We performed one final exercise to identify the effect of non-repayment, which is depicted in Figure 5. For each loan, we calculate the required annual payment amount (which is either the standard repayment schedule for a given initial balance and interest rate or an adjusted amount under IDR) as a share of the total outstanding balance, to see how the cost of carrying student loans has changed over time. Figure 5 plots two histograms for that number, one for all the loans in the cross-section data for 2009, the other for 2019. For reference, a standard 10-year uniform repayment plan would have that number in the neighborhood of 12-13% initially (i.e. when the total balance is highest, before progress toward repayment), depending on the interest rate. Over the life of a loan that is actually being repaid, the number increases since the required annual payment stays the same and the balance decreases. For that reason, as the distribution of outstanding loans gets older (recall Figure 3), we should expect to see the distribution of this annual-payment-to-outstanding-balance ratio shift to the right.

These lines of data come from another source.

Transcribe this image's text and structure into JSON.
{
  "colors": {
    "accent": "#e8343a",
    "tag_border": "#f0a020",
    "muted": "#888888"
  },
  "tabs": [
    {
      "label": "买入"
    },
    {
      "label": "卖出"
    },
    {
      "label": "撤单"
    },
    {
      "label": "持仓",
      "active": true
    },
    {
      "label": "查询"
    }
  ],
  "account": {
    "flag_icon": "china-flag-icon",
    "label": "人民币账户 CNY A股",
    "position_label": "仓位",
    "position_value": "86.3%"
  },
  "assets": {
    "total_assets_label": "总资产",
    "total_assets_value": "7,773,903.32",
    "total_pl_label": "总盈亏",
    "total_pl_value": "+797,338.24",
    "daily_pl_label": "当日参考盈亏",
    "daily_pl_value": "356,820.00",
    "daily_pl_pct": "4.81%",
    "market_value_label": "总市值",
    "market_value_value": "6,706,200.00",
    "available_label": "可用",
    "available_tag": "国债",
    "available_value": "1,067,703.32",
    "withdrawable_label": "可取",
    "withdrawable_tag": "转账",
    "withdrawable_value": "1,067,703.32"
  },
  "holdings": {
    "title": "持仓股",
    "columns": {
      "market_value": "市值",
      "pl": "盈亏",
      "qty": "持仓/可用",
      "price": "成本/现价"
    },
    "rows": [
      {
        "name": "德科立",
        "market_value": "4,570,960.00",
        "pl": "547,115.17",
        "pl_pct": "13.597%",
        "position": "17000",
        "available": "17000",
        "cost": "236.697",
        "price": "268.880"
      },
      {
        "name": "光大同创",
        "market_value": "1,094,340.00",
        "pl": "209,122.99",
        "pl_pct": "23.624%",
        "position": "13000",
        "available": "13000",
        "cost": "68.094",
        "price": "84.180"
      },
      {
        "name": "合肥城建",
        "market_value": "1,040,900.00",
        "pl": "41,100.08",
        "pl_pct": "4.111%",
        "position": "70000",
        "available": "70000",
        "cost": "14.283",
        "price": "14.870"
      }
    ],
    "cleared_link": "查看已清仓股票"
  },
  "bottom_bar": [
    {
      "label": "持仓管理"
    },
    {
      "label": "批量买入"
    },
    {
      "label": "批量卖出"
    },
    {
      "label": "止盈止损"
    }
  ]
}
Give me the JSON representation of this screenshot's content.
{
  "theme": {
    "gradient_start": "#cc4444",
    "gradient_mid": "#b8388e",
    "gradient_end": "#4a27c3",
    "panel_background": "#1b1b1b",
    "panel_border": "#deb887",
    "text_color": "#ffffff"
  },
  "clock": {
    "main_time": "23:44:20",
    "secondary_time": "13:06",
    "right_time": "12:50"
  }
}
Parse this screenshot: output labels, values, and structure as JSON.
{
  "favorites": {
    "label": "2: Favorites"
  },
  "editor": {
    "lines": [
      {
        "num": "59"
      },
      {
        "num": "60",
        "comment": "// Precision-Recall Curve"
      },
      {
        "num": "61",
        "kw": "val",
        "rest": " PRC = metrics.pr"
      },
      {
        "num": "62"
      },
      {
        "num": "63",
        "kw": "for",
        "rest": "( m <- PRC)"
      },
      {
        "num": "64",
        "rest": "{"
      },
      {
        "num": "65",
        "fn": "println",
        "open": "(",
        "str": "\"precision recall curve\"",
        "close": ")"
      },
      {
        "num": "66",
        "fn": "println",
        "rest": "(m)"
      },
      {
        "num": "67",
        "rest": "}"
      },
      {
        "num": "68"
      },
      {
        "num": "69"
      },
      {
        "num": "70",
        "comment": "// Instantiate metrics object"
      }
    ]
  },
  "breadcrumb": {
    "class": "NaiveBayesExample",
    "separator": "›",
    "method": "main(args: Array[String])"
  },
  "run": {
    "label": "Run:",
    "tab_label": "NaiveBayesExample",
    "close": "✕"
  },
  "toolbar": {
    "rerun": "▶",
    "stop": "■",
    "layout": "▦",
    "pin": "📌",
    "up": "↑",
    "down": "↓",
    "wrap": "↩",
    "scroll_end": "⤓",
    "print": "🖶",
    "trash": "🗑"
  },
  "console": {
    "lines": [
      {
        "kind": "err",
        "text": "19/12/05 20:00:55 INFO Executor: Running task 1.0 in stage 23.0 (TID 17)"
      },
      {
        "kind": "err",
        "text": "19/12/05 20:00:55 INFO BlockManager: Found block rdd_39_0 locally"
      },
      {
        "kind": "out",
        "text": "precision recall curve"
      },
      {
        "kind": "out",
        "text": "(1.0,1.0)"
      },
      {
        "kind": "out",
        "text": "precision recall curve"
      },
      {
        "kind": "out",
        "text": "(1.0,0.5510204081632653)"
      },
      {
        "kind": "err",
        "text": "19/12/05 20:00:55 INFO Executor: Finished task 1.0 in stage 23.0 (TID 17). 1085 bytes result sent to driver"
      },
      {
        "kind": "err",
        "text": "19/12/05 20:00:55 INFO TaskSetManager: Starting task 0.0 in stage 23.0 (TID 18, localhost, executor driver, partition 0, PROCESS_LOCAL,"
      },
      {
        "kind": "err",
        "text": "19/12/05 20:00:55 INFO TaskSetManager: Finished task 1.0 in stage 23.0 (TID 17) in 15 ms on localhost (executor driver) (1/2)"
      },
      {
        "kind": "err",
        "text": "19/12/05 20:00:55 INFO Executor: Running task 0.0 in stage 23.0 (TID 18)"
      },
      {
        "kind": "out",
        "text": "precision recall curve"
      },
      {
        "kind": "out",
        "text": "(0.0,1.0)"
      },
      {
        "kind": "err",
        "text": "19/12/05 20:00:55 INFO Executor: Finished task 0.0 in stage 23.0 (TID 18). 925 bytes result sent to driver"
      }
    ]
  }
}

Instead, we see a much larger share of loans have required payments of zero or near-zero, which likely reflects the advent of IDR between 2009 and 2019. For loans in IDR, this number would decline over time, as the required annual payment amount is capped (conditional on income) and the balance is growing. There are also more significant mass points in the 2019 distribution around 7.5% and 12.5%, which may also reflect IDR required payment levels, although without income data it’s hard to be sure of that. Finally, there are, overall, higher payment ratios in the right half of the distribution, so the variance in the whole distribution has increased a good deal. That is probably for the same basic reason as we see rising variance in progress to repayment in Figure 1 and elsewhere in this analysis: as the federal student loan program has grown in size, more borrowers are coming from low-income and minority communities. As borrowers have diversified, more are in a worse position to repay and therefore suffer from rising balances over time.

Conclusion

In light of rising student loan balances and their non-repayment, higher education policy analysts have tended to favor either expanding IDR and streamlining enrollment therein or limiting the reach of IDR and capping loan amounts, in the hope of re-directing students into less expensive institutions and into careers that will, ostensibly, enable them to repay their loans as scheduled. The effect of that is likely to be credit rationing: less advantaged students taking on more expensive private loans or not receiving higher education at all. The effect of expanding IDR is what we’ve already seen: balances mounting over time, with little or no progress toward repayment, even when the economy is as near to full employment as has been achieved in the United States in recent memory. Both of these alternative diagnoses decline to face reality head-on: we already have a great deal of student debt outstanding that isn’t being repaid and isn’t going to be repaid, and that debt resides disproportionately with minority borrowers victimized both by labor market credentialization and a lack of family wealth.

The implications are dire when it comes to household formation and asset accumulation over the life cycle, which is attenuated for millennials and will be for subsequent generations as well. It also likely inhibits marriage and reduces or delays child-bearing, labor market mobility, and entrepreneurship, not to mention retirement security for families who take on student debt on behalf of their children. The grand experiment in shifting the cost of higher education onto individual students and workers, at the same time as we closed off access to the labor market for anyone without postsecondary credentials, driving a broader and more diverse swathe of the population into the increasingly-expensive higher education system, has resulted in greater educational attainment, but not a better-paid workforce. Instead the debt is a lifetime drag on social mobility, widening wealth disparities between people whose families could pay for their education, or who needed less education in order to qualify themselves for professional careers, and those who had to finance it themselves and who need education to access opportunities that are rationed on the basis of race and class.